Le conseil d’administration de Renault doit examiner mardi cette offre de fusion « entre égaux », à 50/50, basée sur des valorisations boursière d’environ 18 milliards d’euros pour FCA contre 15 milliards pour le groupe français.
« Nous considérons que cette opération profite bien plus à Fiat Chrysler Automobiles (FCA) qu’à Renault, tant du point de vue industriel que du point de vue financier », écrit Catherine Berjal, cofondatrice de Ciam, dans ce courrier dont L’Agefi a pris connaissance.
Le fonds activiste estime notamment que la valorisation des deux sociétés à leur cours de Bourse, qui entraînerait au préalable le versement d’un dividende de 2,5 milliards d’euros aux actionnaires de FCA, « apparaît comme erronée et ayant pour effet de totalement sous-valoriser Renault ».
Ciam additionne la valeur boursière des participations de Renault dans Nissan et Daimler, et les fonds propres de la captive de financement RCI Banque, pour démontrer que l’offre de FCA donne implicitement à l’actif industriel de Renault une valeur négative de 3 milliards d’euros. En valorisant RCI Banque à 8 fois ses profits, Ciam aboutit à une valeur négative de la division automobile de Renault de 6 milliards.

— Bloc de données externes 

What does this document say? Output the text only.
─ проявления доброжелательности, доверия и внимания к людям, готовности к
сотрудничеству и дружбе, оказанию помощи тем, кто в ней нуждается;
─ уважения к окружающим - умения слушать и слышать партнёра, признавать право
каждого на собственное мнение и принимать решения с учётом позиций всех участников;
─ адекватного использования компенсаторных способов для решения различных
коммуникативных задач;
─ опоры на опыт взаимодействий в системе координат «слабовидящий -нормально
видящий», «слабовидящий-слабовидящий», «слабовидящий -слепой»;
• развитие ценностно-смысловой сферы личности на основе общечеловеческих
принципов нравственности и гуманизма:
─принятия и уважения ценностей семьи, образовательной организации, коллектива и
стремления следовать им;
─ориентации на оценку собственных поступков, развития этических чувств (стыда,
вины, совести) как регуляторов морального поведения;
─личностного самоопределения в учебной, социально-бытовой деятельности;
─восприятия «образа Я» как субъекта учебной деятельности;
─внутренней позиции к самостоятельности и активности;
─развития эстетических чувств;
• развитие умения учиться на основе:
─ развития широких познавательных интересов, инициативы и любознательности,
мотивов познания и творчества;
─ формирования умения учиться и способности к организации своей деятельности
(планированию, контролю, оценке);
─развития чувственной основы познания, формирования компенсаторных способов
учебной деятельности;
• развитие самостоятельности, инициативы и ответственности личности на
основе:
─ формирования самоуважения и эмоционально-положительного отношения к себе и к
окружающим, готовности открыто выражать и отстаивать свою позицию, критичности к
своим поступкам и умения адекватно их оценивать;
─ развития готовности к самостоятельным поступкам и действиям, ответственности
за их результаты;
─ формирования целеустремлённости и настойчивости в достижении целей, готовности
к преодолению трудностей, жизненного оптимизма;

Le fonds, qui s’est illustré récemment en contestant les pouvoirs du PDG de Scor Denis Kessler, estime en outre que l’opération équivaut à un rachat et non un mariage entre égaux, compte tenu du poids de la famille Agnelli dans le futur ensemble. « Nous nous étonnons donc du manque de prime associée à ce rachat et nous nous opposerons donc fermement à cette prise de contrôle opportuniste », souligne Catherine Berjal.
Selon une source proche, Ciam est entré au capital de Renault en juin 2018 et détient aujourd’hui moins de 1% du capital.